As a B-Schooler (someone who’s done Marie Forleo’s famous B School online program), I get newsletters and updates on the regular. Recently, there was an email asking us to submit questions for the call in show and I knew I needed to write in. So, I sat in my parked car and typed out what was on my heart at the moment.

Here’s what I wrote:

I just moved back to the US after 12 years in Europe. I’m having a hard time slowing down enough to enjoy the shift since I’m so determined to get my business moving here. How do I gain some self-patience?

And then, to my surprise a week or two later, I got an email saying that my question had been chosen.

I was so excited to get on that call – but in the end, they never made it to my question, so I didn’t get to talk to Marie. To be fair, I’m the type to answer questions for myself as soon as I ask for help (accepting help isn’t one of my strongest skills) so, I had already chilled quite a bit between the time I wrote the question and the time I got to the email. I sat down to write this to give myself the space to analyze what it was that I did, in the hopes that if you find yourself in a similar scenario – you can try it out too.


The first thing that I knew I needed to do was change my internal speak. I was wondering through my days thinking “I’m so busy, I’m not going to finish in time, I have so much to do.. Over and over.

I needed a new mantra. I need something to repeat to myself over and over again as a reminder to s l o w d o w n. I love traditional mantras, but this time, I knew I needed to add in some humor because #laughteralwayshelps.

The sentence that popped into my mind is one that my father used to say to me when I first started driving and wanted to cruise 80mph down every highway I could get on… “Slow Down Sister Sledge!”

While I know this saying didn’t originate with Neil Donovan, I do know that when I say it in the tone that he says it, it makes me laugh and reminds me to slow the f down. (shout out to Sister Sledge!)
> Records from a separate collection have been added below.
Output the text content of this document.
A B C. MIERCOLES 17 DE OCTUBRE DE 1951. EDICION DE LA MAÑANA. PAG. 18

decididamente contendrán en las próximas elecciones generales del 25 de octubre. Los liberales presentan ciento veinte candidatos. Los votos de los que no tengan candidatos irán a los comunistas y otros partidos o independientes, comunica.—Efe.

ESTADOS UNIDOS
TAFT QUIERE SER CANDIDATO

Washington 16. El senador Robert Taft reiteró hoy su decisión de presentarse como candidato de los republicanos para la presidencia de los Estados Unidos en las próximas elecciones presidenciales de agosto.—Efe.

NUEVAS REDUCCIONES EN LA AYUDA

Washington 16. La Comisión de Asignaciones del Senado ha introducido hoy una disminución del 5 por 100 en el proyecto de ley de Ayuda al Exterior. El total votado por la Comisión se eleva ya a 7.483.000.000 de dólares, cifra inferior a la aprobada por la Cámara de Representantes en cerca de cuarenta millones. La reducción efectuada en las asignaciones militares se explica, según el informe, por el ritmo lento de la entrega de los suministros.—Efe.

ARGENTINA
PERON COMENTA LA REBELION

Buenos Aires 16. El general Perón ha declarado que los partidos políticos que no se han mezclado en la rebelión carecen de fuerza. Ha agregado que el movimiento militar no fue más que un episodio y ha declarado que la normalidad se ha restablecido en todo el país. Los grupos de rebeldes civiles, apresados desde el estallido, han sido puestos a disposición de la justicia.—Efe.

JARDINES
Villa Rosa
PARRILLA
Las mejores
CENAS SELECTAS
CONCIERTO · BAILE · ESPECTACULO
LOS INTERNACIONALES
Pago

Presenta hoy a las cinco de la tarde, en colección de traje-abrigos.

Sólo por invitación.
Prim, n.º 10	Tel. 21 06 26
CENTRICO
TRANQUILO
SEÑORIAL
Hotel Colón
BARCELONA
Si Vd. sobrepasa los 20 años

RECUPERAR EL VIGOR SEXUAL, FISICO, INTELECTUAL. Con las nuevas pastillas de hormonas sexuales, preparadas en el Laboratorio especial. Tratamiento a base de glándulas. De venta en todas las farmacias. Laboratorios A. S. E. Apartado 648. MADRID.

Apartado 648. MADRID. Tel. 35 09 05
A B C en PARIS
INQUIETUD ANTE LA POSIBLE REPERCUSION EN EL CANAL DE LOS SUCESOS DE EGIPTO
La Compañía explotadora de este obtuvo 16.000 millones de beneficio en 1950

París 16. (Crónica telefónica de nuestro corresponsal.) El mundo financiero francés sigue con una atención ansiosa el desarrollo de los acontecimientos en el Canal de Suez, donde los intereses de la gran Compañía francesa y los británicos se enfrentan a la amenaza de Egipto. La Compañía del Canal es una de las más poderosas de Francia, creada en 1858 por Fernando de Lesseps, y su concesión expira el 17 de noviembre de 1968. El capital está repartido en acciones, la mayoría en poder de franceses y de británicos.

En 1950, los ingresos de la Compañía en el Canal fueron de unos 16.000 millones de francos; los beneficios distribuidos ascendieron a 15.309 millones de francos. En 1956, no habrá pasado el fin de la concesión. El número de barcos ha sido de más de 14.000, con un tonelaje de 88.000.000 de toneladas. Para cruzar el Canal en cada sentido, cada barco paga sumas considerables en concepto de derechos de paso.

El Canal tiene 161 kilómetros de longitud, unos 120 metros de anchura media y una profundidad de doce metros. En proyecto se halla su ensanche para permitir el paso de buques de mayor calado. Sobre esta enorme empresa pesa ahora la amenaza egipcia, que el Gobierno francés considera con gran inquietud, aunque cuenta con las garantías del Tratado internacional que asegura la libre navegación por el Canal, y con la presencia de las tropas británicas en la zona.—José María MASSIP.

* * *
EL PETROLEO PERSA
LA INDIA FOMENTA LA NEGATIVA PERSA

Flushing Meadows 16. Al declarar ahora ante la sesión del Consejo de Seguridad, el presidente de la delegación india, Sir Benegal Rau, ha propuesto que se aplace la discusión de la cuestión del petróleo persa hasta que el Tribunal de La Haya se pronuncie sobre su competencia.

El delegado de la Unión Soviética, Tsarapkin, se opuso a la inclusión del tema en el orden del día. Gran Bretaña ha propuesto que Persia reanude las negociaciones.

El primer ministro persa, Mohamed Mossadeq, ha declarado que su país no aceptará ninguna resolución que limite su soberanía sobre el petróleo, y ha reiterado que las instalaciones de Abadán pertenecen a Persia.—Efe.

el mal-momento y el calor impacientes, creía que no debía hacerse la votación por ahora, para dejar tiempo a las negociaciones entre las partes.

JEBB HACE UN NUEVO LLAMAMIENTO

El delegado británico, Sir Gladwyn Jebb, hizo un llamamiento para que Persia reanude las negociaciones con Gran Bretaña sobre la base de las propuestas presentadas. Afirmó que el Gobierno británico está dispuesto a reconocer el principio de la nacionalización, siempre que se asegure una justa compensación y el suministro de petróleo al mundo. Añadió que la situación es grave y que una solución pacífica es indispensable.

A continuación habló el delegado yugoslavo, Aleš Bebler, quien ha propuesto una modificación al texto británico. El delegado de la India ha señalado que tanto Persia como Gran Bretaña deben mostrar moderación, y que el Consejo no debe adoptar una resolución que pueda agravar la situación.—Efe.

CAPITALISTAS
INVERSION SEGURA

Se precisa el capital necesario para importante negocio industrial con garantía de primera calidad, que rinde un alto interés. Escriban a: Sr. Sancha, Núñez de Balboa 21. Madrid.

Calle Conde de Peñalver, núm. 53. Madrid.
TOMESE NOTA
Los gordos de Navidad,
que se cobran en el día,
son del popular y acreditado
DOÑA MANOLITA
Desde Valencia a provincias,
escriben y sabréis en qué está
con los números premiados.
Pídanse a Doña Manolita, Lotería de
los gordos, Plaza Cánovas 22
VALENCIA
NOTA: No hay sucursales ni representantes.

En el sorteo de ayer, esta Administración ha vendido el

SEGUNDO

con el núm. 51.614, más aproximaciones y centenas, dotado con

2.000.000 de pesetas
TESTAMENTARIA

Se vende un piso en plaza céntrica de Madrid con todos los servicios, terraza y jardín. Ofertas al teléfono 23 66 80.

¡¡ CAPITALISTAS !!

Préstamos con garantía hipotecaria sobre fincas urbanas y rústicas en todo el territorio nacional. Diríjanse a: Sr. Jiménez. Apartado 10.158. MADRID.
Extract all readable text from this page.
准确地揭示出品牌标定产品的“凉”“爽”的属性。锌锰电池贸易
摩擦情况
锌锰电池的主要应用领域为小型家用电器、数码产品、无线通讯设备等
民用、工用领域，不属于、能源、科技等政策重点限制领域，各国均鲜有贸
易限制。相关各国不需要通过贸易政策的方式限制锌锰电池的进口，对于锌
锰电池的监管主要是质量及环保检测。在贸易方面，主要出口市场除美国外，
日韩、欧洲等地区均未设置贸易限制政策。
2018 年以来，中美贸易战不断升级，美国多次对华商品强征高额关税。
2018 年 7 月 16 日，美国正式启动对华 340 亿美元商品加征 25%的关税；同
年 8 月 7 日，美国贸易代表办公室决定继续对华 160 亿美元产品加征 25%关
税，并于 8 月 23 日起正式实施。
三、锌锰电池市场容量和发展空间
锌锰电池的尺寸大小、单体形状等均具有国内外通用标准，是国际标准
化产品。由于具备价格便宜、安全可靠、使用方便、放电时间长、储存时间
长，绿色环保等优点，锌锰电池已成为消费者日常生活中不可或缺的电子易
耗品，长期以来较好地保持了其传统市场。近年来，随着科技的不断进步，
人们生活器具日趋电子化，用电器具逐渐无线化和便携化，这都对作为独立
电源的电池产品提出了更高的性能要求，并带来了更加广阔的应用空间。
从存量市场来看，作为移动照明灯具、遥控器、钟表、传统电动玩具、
Every time I felt myself repeating the “I’m busy” internal speech, I made an effort to stop myself and replace it with: “Slow down Sister Sledge!”. And guess what – it worked.

The second thing was gifted to me during a facial gua sha class that I did with Britta Plug at Britta Studios in NYC. I don’t know if what she told us is true, but it made sense to me and inspired me to do things a little differently. She said that grooming is a natural part of our self-care, ingrained in us since primate time. Chimps, gorillas, monkeys, they all groom themselves and each other but only in times of peace and safety. As much as peace and safety is a cue that they can groom, grooming is a clue that they are safe. For us, it works much the same, taking the time to groom ourselves reminds us that there is time, that we are safe, that we can breathe.

I’m not a high maintenance type. I’m a quick shower, messy bun, get it done type. But since Britta’s class, I’ve been purposefully taking longer showers, massaging my scalp as I wash my hair, taking the time to wash my face at night (not my normal routine!) and put on night cream with a little gua sha to boot. I’ve been slowing down as I eat and ‘grooming’ my house without rushing. I’ve taken the time to clean things the right way, to breathe as I do it, to be mindful during chores.

And guess what, I already feel better. I’m more here. I’m more present, I’m more ready for my business to grow because I have the time, energy, and attention for it.

The best advice for me when I needed to build more self patience wasn’t asking the world to speed up to where I wanted it to be. It was asking myself to slow down, to remember being in the moment, to enjoy things and allow myself the luxury of self-care. Once my energy calmed down, I wasn’t feeling so impatient anymore… funny that.

Do you have a cue that reminds you to slow down?